Story Rules By Susan Brand

Should Filmmakers Ignore Story Rules?


Early on in my career in film, I decided I wanted to learn about great film storytelling. I admired American movies and how they told film stories so well. Even the bad ones were good, from an audience perspective. I moved to New York and worked as an editor. This was my first introduction to story rules. What I found was that story rules were gold dust and used to great effect by American filmmakers. So when I returned to Europe, I was surprised to find many European documentary professionals reject story rules. I have heard directors, producers and editors say they do not believe in using story rules.


When people talk about story rules, they are talking about Three Act Structure which describes an optimum shape for a film. It suggests you use three acts, which comprise beginning, middle and end, it describes how each act should have rising drama with change and development, conflict and obstacles. You can read more about the story components in Three Act Structure in my article below. When you use story rules, you are using techniques used by screenwriters that work just as well in documentary as drama.

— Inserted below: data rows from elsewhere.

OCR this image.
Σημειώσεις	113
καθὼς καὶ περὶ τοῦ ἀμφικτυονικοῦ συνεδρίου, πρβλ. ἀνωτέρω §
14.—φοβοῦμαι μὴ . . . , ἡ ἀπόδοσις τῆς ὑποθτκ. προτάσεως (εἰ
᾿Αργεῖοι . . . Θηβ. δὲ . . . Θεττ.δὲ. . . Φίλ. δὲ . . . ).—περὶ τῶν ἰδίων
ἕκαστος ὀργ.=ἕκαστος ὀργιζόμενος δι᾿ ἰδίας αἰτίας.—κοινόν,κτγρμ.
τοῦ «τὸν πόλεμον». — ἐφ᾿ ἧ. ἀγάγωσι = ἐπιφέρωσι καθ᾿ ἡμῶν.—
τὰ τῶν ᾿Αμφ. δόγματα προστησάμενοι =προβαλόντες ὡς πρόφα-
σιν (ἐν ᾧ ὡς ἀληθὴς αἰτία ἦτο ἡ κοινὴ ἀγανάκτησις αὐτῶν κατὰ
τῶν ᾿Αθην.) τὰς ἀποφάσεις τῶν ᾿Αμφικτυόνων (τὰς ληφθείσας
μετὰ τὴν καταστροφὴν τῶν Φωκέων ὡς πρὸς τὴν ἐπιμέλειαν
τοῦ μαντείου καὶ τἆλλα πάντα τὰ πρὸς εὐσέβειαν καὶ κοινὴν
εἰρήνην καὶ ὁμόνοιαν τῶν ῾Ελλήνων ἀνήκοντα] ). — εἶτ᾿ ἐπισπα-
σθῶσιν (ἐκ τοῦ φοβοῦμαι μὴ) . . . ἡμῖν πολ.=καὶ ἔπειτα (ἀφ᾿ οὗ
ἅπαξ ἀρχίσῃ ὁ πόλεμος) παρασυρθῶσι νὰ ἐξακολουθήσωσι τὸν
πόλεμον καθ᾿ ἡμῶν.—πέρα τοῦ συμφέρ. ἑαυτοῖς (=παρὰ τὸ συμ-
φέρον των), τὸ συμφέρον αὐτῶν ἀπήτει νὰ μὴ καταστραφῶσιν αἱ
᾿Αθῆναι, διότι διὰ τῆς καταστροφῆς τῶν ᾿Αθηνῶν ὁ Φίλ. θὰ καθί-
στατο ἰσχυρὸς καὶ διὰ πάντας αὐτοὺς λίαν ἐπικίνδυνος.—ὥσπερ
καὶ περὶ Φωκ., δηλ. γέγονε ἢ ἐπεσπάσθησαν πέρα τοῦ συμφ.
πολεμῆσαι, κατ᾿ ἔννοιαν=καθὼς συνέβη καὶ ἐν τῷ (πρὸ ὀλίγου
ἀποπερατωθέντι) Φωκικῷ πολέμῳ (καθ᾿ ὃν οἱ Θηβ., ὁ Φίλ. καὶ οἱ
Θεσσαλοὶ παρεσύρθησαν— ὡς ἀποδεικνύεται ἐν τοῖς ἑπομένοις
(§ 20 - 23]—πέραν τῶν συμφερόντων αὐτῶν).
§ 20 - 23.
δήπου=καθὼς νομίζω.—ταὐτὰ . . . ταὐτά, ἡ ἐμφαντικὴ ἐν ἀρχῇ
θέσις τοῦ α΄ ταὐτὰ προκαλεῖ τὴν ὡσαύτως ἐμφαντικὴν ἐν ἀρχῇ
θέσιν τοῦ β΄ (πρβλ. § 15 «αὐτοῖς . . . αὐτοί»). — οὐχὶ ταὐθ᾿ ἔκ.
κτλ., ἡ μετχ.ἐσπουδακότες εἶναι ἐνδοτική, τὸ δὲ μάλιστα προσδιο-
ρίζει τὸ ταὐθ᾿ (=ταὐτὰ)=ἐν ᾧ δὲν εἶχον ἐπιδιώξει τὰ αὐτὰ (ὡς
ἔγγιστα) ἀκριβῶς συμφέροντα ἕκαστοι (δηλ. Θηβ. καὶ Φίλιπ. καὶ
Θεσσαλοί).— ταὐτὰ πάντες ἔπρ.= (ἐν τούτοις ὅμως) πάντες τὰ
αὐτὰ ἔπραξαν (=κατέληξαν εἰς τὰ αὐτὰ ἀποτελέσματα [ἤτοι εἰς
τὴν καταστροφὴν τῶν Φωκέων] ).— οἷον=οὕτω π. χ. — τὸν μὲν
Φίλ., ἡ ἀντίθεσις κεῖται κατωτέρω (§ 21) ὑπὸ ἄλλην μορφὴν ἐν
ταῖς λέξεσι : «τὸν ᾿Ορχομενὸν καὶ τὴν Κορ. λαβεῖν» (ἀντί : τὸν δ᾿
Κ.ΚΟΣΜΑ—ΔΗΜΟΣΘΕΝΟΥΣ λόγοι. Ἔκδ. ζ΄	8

So why are they often avoided by documentary makers? Story rules are seen as a stifling formula that will destroy the individuality of a documentary film. In my experience however, when filmmakers dive into cutting scenes without blocking out a structure, rather than finding freedom, they find themselves running naked and confused through the world of story, with no idea how to put their film together. Actually, I don’t think these veterans eschew story rules themselves. Far from it, I watched their successful films shaped to perfection by story rules. I believe the veteran filmmakers who espouse these views have absorbed and used these rules to great advantage for their own purposes, but they have moved into a state where they forget they ever learnt them. Story rules are not discussed during the making of a film in Europe as they are in the US and so they have become invisible helpers.


The film professionals who are ‘anti rules’ particularly dislike the idea of three acts with a prescribed length. That is Act one 25%, Act two 50-60% and Act three 15-20%. My response is, how long would you like your beginning, middle and end to be? These lengths have been worked out by observation of successful stories.


I use story rules in every film where I edit or story consult. I explain story rules on film courses I give all over the country. I get hired by filmmakers in the UK and internationally to help them improve their films and apply story rules to their footage. Seems story rules are very much in demand. Story rules are in fact very ancient.


Why do film professionals tell us to avoid story rules? I have noticed, in Europe, we don’t like being told what to do, this is the first reason. We don’t like any rules, period. There also seems to be a fear that story rules will make all stories the same. However, though story rules stay the same year after year, century after century, millennia after millennia, the stories we tell are all unique. Story rules are merely tools to give shape to our ideas and make them into a recognisable, effective and compelling film. I compare story rules to the fat dog and the skinny dog. The fat dog and the skinny dog both have an identical skeleton or structure. The difference is, with the skinny dog, the skeleton or structure is visible. If your story is thin and has minimal content, the skeleton or structure will show through. With a well-developed story on the other hand, one which is thought provoking, well researched and layered, the structure will not show through and people are left to enjoy your well crafted film story.